Fakat bu önceden sağı solun uyarılarak ardından işlerin kolay gideceğine yönelik öngörü ilerleyen saatlerde bir anda nefeslerin tutulduğu bir gelişme ile kesildi. Çünkü, Türk askeri konvoyunun türbeye yaklaştığı saatlerde bir anda Türkiye'nin bölgede dinleme yaptığı Suriye bataryalarından gelen haberleşme kodları alarm durumuna geçilmesine neden oldu.
Suriye bataryalarının karargahları ile yaptığı kodlu haberleşmelerin çözümlerine göre, ana karargahları Suriye topçusuna, 'tespit ettiğiniz noktada ateş açın' emri vermişti. Bunun üzerine, sınırda bekleyen Türk Tugayı savaş durumuna geçirildi. Araçlar çalıştırıldı. Füze bataryaları Suriye'de işaretledikleri koordinatları girdi. Sonrasında ise yakın tarihte görülmemiş bir karar verildi ve Türk Hava Kuvvetleri'ne ait 46 F-16 havadan karaya ve havadan havaya füzelerle yüklü olarak Hatay-Diyarbakır ekseninde uçurulmaya başlandı.
Bu arada, Suriye bölgede tam hakim olamadığında yer tespitini yapmakta zorlanıyordu.

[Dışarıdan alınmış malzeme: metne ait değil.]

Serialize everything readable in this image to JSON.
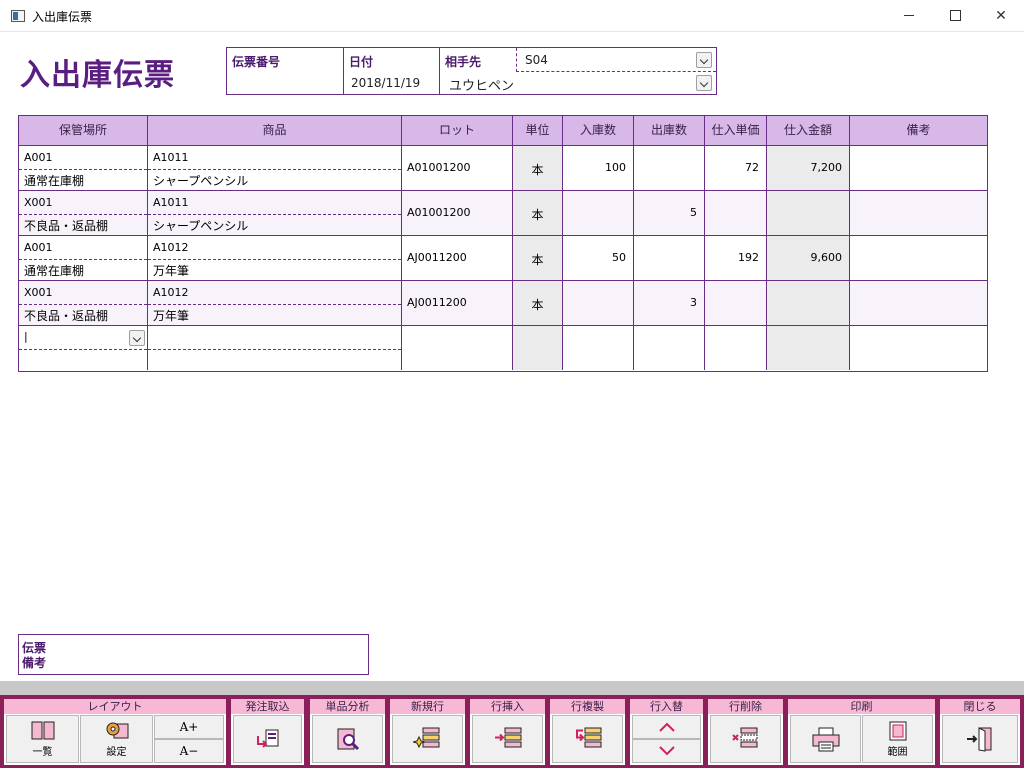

Suriye tarafı ilk atışta isabet ettirememesi halinde Türk F-16'ları ateş açılan yerlerdeki termal farklılığı hissederek o mevzileri yerle bir edebilirdi. Bir iddiaya göre, Suriye verdiği "ateş" emrini Türkiyenin dinlemeden saptayacağını bilerek özellikle provoke etmek için seslendirdi. Yani, savaşa çekmek ve ilk adımı Türkiye'te attırmak için bir tuzaktı. Kısacası, her ihtimalde o gece tetiğe dokunacak bir acelecilik büyük bir felaketi beraberinde getirebilirdi.
'Süleyman Şah'ta ciddi kriz var askerlerimiz orada aylardır değiştirilemiyor' dediğimiz 28 Ocak'ta bize çok az kişi kulak vermişti.Hatta Türk halkı haricinde herkesi bildiği bu olayı yalanlamaya kalkanlar bile olmuştu. Ama peşini bırakmadık. Çünkü bu durum milli bir meseleydi. Dediklerimiz teker teker çıktı. Şükürler olsun ki, askerler oradan en azından burnu kanamadan geldi. Ama Süleyman Şah'ın yattığı vatan toprağını orada IŞİD başta olmak üzere sıkıntılar nedeni ile bırakmak zorunda kaldık. Bu da bir gerçek.